7.3: This is one of the most interesting autism/trans overlap statements I've read yet, and it comes from a position of 'these kids are very young, and autistic trans kids can struggle to articulate their feelings.' As a result, therapists who work with trans kids need specific, extensive training in autism in young kids. 100% agree and support. Given the incidence rate, I kind of wish this were in with teen and adult recommendations too.
7.5: This is the best repudiation of ROGD yet, and it doesn't even mention Littman. 'No using single sources, and you're not allowed to discourage kids' genders.' Generally, these assessments seem designed to help prep the ground if the kid turns out to be trans. Very sensible.
7.8: WPATH recommends therapy for PARENTS AND FAMILY MEMBERS of trans and potentially-trans children! Yes, this is just plain sensible, but dear god, the difference a really well-supported and -informed parent can make!
7.9: Why stop there? Let's connect with the kids' teachers, coaches, and religious leaders too, and make them part of the active support network! This is a level of support that'll let trans kids grow up loving their transness. Holy crap, I'm in love.
7.11: Trans kids deserve sex ed which fits their bodies *prior to puberty*. I mean, yeah, duh, but this is a wonderful idea and I think I can hear Ron DeSantis having an aneurism already.
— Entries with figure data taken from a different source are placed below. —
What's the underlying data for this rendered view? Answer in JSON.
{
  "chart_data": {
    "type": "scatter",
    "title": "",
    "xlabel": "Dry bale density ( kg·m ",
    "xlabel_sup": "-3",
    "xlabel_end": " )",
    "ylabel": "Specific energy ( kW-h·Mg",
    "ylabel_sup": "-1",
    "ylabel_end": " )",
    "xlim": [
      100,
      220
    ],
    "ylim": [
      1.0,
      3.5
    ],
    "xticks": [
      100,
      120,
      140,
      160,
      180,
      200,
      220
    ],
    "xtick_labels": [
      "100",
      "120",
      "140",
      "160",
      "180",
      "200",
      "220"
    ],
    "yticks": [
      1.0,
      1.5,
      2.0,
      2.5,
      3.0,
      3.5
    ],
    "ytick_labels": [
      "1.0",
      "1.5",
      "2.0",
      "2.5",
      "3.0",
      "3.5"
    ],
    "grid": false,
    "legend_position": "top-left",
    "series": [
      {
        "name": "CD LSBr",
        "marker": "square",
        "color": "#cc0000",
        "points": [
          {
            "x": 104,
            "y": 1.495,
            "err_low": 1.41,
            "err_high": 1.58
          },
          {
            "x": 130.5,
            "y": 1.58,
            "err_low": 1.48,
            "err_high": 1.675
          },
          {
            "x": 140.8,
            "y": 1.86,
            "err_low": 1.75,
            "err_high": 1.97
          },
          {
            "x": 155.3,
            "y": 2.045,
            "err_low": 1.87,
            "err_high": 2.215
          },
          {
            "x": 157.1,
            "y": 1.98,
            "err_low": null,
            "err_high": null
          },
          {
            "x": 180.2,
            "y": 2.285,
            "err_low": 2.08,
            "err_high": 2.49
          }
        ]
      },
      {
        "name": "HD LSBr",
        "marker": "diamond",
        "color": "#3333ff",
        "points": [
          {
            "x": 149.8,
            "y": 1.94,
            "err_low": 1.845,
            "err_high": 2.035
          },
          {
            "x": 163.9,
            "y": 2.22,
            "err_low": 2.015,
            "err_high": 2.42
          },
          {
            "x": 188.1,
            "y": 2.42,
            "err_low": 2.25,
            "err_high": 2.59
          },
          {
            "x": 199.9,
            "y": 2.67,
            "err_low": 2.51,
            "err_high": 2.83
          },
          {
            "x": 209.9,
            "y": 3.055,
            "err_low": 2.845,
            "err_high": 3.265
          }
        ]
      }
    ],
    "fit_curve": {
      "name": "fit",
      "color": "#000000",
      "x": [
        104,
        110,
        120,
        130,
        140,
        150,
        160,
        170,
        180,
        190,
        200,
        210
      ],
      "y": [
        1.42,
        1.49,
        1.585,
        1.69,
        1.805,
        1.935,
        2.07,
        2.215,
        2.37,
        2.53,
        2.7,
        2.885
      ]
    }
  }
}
7.12: This section says that if a kid is ready, they can start a social transition, they can and should. There's no sound data supporting delay. They do recommend a "consistent articulation of a gender identity," which IDK how I feel about, given autism questions.
7.14 This section is huge, and I know why. They're overtly rejecting the TERF "I touched the wrong toy and they transed me" strawman, and they're doing it quite robustly. There's a lot here about the uncertainty of gender in a developmental sense, and that's really good because gender as a fixed, long-term, abstract concept is connected to brain development. Different young kids develop at different rates, but some will explore this stuff and turn out cis. That's expected, given brain development patterns. This section appears to be an extended "how do I navigate that developmental challenge while also being gender affirming for my possibly-trans kid?" guide.
And that makes sense. It's tricky and uncertain, and you want the kid to grow up happy and healthy no matter who they become.
No joke, the Children chapter is my favorite so far. In fairness, there's really no controversies to navigate, but these are support structures that'll make for kids who *know* they're loved and supported by their family. That's always a good thing.
MY PERSONAL BOTTOM LINE ON SoC8
SoC8 isn't perfect. But—and this is my personal judgment without having had time to check references—it is a quantum leap forward for us. I think they tore down the gates as much as they could and still be accepted around the world.
These Standards of Care taste of freedom to me.
They repudiate the right. They repudiate TERFs. They repudiate transmedicalists.
For the first time, I feel like WPATH is on my side, rather than standing against me. And it feels good to have a strong ally. It feels really good.